Now, under newly appointed chief executive Dr. Ulrich Bez, who has worked for BMW Technik, Porsche R&D in Weissach, and Daewoo, there is a plan for a third model. It should carry the price, if not the layout, of the Porsche 911. But before that, Aston has to recapture the high ground that it owned long ago. The big "V" cars, successors to the race-bred Astons of the 1960s, had become dinosaurs. They were banned from these shores because of their excessive emissions.

Project Vantage, unveiled at the '98 Detroit show, was designed to demonstrate how the traditional Aston could embrace modern technology. It had the 6.0-liter V-12 engine that has since been adapted for the DB7 Vantage, a paddle-shifting semiautomatic transmission, a chassis made of aluminum and carbon fiber, and another beautiful coupe body shaped by DB7 designer Ian Callum, the styling boss of both Jaguar and Aston.

After its enthusiastic reception in Detroit, Ford's bosses, keen to encourage Aston as a kind of research division to develop new technologies, sanctioned turning Project Vantage into a production prototype. There was one condition -- the exterior shape was to remain the same.

And so it is, although in practice, every panel and feature is slightly different. The cocktail of materials used for the body and chassis is the same as the one found in the concept car, but mixed differently.

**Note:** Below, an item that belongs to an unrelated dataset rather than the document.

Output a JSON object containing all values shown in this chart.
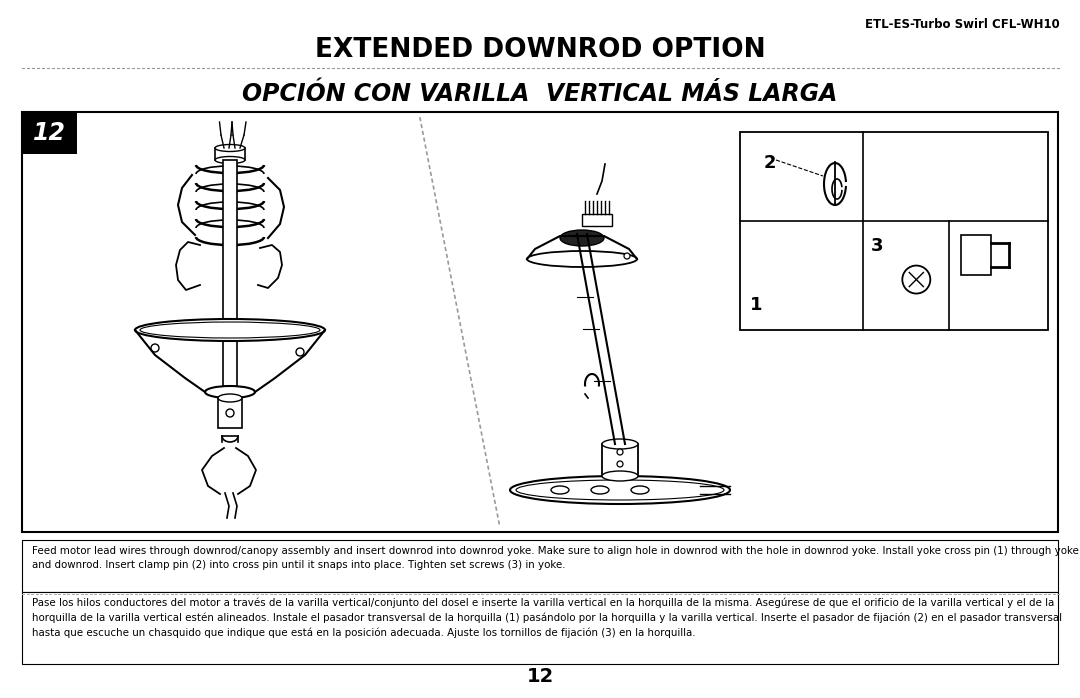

Let's examine the chassis first. The main frame, floor, and bulkheads are made from interlocking and bonded-together beams of extruded aluminum, with the important addition of a center tunnel of carbon fiber forming a backbone, which is bonded to the hull. The aluminum structure is much like that of the Lotus Elise, so it is not surprising to find that the supplier, Hydro Automotive Structures, is the same, or that Lotus played an important part in the development of the Vanquish.

This immensely stiff and strong "tub" weighs 250 pounds. Steel subframes carry the engine and the front and rear suspensions. The body sides, including the door and window frames, are fiberglass preformed by resin transfer molding, but the A-pillars are carbon fiber woven by a spinning machine around a foam core and bonded into the aluminum frame. The larger skin panels are aluminum intricately shaped by the "superform" process, and the roof is stamped aluminum, bonded to the side members.

So this is not your traditional Aston with a locomotive chassis and alloy body shaped by hand and eye. The company likes to say the Vanquish is the most technically sophisticated car it has ever built. There is not much doubt about that. But in its quaint British way, the engine is described as "Stage 2" tune -- leaving the intriguing possibility of further development for a deliriously alliterative Vanquish Vantage at a later date.

For now, Stage 2 means 450 horsepower, 36 more than the DB7 Vantage's output, thanks to a lighter valvetrain, new camshafts, a stronger but lighter crankshaft, different intake manifolds, and attention to the electronics. Getting the control computers for the 12-cylinder engine and its drive-by-wire throttle, the robotized Tremec six-speed gearbox, and the ABS and traction control to work in concert was one of the more formidable aspects of this car's development.